A light aircraft conducting a French surveillance mission over the Mediterranean crashed soon after takeoff from Malta’s airport Monday, killing all five people on board, authorities said.
According to a video of the moment posted on Facebook, the twin-prop Fairchild Metroliner banked to the right and slammed into the ground in a huge fireball soon after lifting off at 7:20 a.m. (0520 GMT), sending a huge plume of black smoke into the air as passengers could be heard crying.
The incident led to closing Malta International Airport for several hours in what was the country’s worst peacetime air incident.
The flight was part of a customs operation the French have been conducting for the last five months, tracking human trafficking and drugs smuggling, the Maltese government said. Airport officials said the plane had been heading for Misrata in Libya.

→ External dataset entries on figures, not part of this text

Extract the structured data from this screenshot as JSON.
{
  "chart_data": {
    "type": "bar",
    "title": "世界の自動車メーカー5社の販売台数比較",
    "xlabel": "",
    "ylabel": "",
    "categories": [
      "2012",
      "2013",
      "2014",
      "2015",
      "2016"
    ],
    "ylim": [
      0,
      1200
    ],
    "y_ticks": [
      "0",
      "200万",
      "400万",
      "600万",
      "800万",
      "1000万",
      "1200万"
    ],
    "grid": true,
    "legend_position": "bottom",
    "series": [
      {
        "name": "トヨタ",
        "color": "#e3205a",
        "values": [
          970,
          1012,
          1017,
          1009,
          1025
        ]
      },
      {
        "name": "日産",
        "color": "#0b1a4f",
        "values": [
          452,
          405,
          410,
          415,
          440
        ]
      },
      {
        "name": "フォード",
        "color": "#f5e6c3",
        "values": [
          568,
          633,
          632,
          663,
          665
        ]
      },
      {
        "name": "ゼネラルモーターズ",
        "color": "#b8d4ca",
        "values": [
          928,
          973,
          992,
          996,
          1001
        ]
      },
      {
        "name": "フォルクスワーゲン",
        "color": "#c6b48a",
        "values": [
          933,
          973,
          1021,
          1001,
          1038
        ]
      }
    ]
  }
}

It was a “reconnaissance aircraft … carrying out surveillance operations over the Mediterranean for the defense ministry,” French Defense Minister Jean-Yves Le Drian said.
The ministry said the victims — three defense ministry officials and two private contractors — had been conducting a surveillance operation. Malta’s government said the flight was part of a French Customs operation tracing routes of illicit trafficking, both of humans and drugs, leaving Libya’s lawless coasts.
“Official information, footage and eyewitnesses … clearly indicate that there was no explosion prior to impact,” the government said.
The flight was registered as local with Malta Air Traffic Services and was due to return to Malta within hours without landing in any other countries, the government said.
Airport sources initially said the plane was believed to be carrying officials from European Union border agency Frontex, but the organization later said none of its staff were involved.
Federica Mogherini, the EU Commission Vice President and high representative for foreign affairs and security policy, also said no other EU officials were involved, adding: “The flight was not related to any of the EU activities.”
The plane was registered in the United States and was leased to Luxembourg-based CAE Aviation.
CAE Aviation said the plane was not operating on behalf of Frontex or the Luxembourg government.